I can only take so much bad news of having imminent kidney failure. I’m deeply scared to die all alone in this country where its so called free. All I want to do most the time is die in a cell naturally forever how long the rest of my life has. It seems that this is to much to ask or really is it? Is it so much to ask to be happy and yet this is such in some ways a simple option but everyone who has the ability to do this makes it so hard to accomplish. I have come to realize that if I don’t find it soon I will seize to exist faster than my normal lifespan. I am barely hanging on now as it is. The one thing that keeps me going was that there could be a possibility that this trip to Europe could change my life for the better. Someone who wants me somewhere safe. If this trips ends and I can’t come back to stay legally and maybe owned I probably will give up fighting for my life. I feel that dying in a prison cell or in some ridged structure is important to my life. I feel most free in something so simple.

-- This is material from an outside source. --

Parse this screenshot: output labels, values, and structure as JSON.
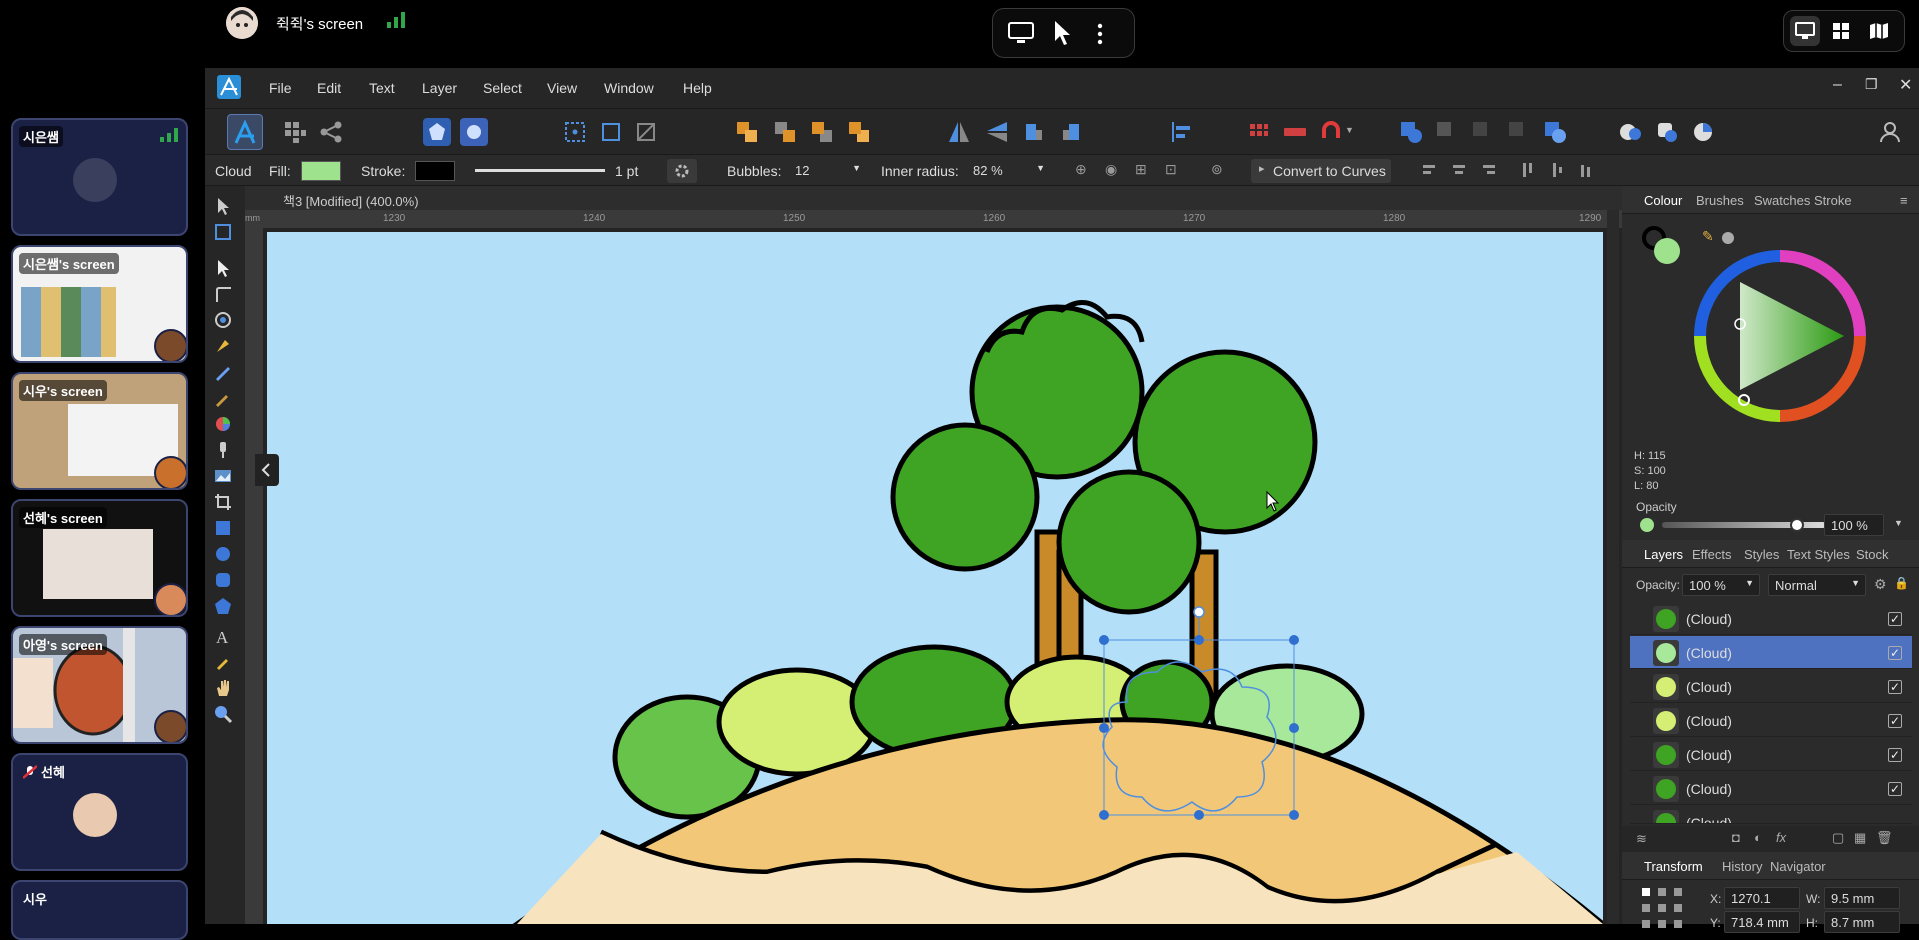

A locked cell as it calms me even more. Even the counseling I got said for some that is beneficial but yet it is almost impossible to get. I could never commit such a crime to that free ticket to happiness. I would want somewhere much safer and more of a bondage oriented ownership situation. I would want a few different things that is not normally found in prisons such as access to my laptop. This being helpful to keep my mind mentally active. My only real hope of a real quality of life is someone who realizes that money isn’t everything and I have more to offer than that. I only hope that I die in cuffs and a cell at times. I want no more fully what some consider freedom in a sense. Simplicity to me was always better. If I had the money to build or buy a prison cell I would have done such already. I wish I could earn my keep somehow and use the little money I make for a cell. If I could would be so happy and just maybe I would heal mentally and physically.